NoScope: Optimizing Neural Network Queries over Video at Scale, Daniel Kang et al., VLDB 2017
This is a paper that I like very much and have read multiple times. It introduces to me a new concept of efficient deep learning inferences that I think is highly underrated. It provides an example that in some application scenarios, you can build a cascade of models before using the deep learning model to infer the predictions of an input. The use case the paper introduces is real-time bus detection in videos from fixed-angled cameras. The task is a binary classification (yes/no for buses in the current frame). Every frame has the same background. And the goal is to maximize the throughput of classification results without losing accuracies. Here is what the whole pipeline looks like
The whole “cascade” can be understood in the following way. The input is first passed into a difference detector (fastest). It tells you whether the current video frame is similar to the frames in the previous seconds. If so, the model would just return the same predictions as the previous frames. If not, the input is passed into a small and lightweight neural network (a specialized model) that is trained based on the original model. If this small model returns a prediction with high confidence, we can return the predictions as well. If not, we would just take the input to the original model to obtain the predictions. Such a pipeline of “IF-ELSE” decisions allows lots of inputs to skip the actual model inferences, thus increasing the throughput of the whole process.

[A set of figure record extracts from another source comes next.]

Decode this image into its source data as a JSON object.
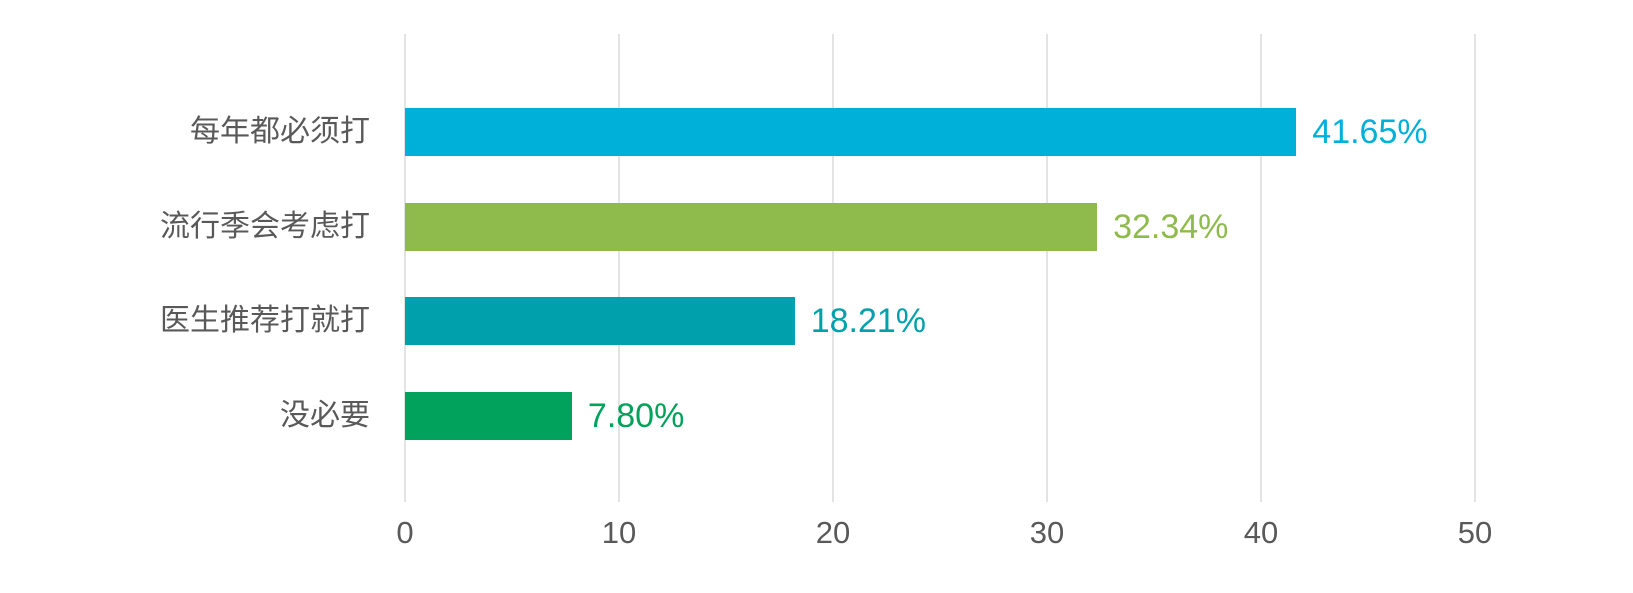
{
  "chart_data": {
    "type": "bar",
    "orientation": "horizontal",
    "categories": [
      "每年都必须打",
      "流行季会考虑打",
      "医生推荐打就打",
      "没必要"
    ],
    "values": [
      41.65,
      32.34,
      18.21,
      7.8
    ],
    "value_labels": [
      "41.65%",
      "32.34%",
      "18.21%",
      "7.80%"
    ],
    "bar_colors": [
      "#00B0D8",
      "#8FBA4C",
      "#00A0AC",
      "#00A25C"
    ],
    "x_ticks": [
      0,
      10,
      20,
      30,
      40,
      50
    ],
    "x_tick_labels": [
      "0",
      "10",
      "20",
      "30",
      "40",
      "50"
    ],
    "xlim": [
      0,
      50
    ],
    "grid": "vertical-only",
    "legend": "none",
    "xlabel": "",
    "ylabel": ""
  },
  "style": {
    "gridline_color": "#e3e3e3",
    "category_label_color": "#595959",
    "axis_label_color": "#595959",
    "background_color": "#ffffff"
  }
}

The question now is how to generate the difference detector and the specialized model. For the difference detector, since the camera angle is fixed, we can extract a background image by averaging all the pixels of video frames without cars (which are determined by the original model by passing a set of frames to it). Such a background image can be used as a reference to subtract the “background” part of the frames. Then the residuals would be something meaningful to be compared. The Mean Square Error between the residual frame from the current time and the one in the previous seconds will be the differences. If the difference is small, there is no need to recompute predictions.
For the specialized model, the goal is to make a neural network that is faster with reasonable accuracies. Thus, we can set a lower bound for accuracy, and within the bound, we try to maximize the throughput. An interesting note is that we do not simply go for the simplest architecture for the specialized model to satisfy this objective. It is because if the specialized model is super fast but not accurate at all, the accuracy of the whole pipeline can still be maintained, bypassing all the inputs to the original model. Therefore, the throughput of different architecture is determined by the fractions of the inputs that are passed to different components: \(f_sT_{MSE} + f_sf_mT_{SpecializedNN} + f_sf_mf_cT_{FullNN}\), where \(f_s,f_m,f_c\) correspond to the fraction of the inputs passing the difference detector, specialized model, and original model respectively, and \(T\) are the inference time. Therefore, the search of different architecture can be seen as a Cost-Based Optimizer (CBO) in choosing different “walk plans” of the model setup.
Some experiments on different datasets show that the speedup can be 100\(\times\) without degrading the accuracies by a lot (all still above 90%).